Thursday, August 24, 2006

Puppetry


Hand Puppet

Last night, trying to write an “entry” for Steve Evans’s splendid Attention Span project (see 2006 call here), I noted something about how tired I’d become of poetry’s late “puerile disjunctive practices” (as if that were enough). It (the phrase, possibly “incautious,” just the way I like my phrases) knocks at me, boat against dock, slap of wavelets, sun-glare and horseflies tucking into a rolling dive-bomb . . . Against the fragment, the “heap” of fragments, the sliver-stuck hand, the untidy (or, often, tidy, wholly “justified,” a prose “heap”), one could posit the whole, that’s “pretty obvious.” And there is, certes, a whole conventional practice of the “whole,” the well-wrought urn, a sense of unity, of closure, the completed gesture (see the “whole”—with minor fender-dings—murderously efficient truck that is literature in the West). (I sense my chassis coming apart.) The lie (in the promise of unity) (every language convention tries to hide its particular lie) is that it is possible (likely) for one to see a world represented by such “full-blown” (think of the glassblower’s art, think of a disease’s “progress,” think of breaking out in hives) coverage (as a “unifying” literature claims). Old hat stuff—see Barthes in The Neutral, lecturing at the Collège de France nearly thirty years ago (25 March, 1978):
The ideosphere tends to establish itself as a doxa, which is to say as a “discourse” (a particular system of language), which is experienced by its users as a universal, natural discourse, one that goes without saying, whose typicality remains unperceived, whose every “exterior” is demoted to the status of marginality, of deviance,: discourse-law that isn’t perceived as law.
A discourse (poetry) whose “typicality remains unperceived”—that sounds like the dread “period style.” A thing that could be defined as exactly what every writer must write against.
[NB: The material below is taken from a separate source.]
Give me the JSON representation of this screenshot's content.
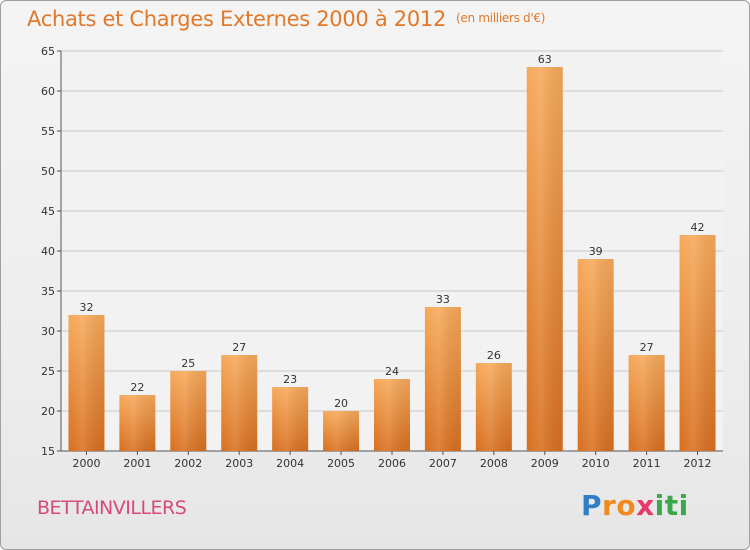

The paradox is: what is called for is not a simple paradox, else one “returns” to a doxa previously rejected. (No call here for the finely-made baubles of the elders.) Oddly enough, the language available (I’m talking about what’s sliding fitfully about on the possibly too-greased surface of my own brainpan) points to Bloom (not Leopold), that “swerve” to avoid, “misprision,” “clinamen” (I always think of it as a kind of flower). “At night clinamen jump . . .” I don’t know: my sense is a period of change settled rapidly into a period of consolidation (imitators, refiners). Time to pack in all that and head “out” (Barthes’s “exterior”) again.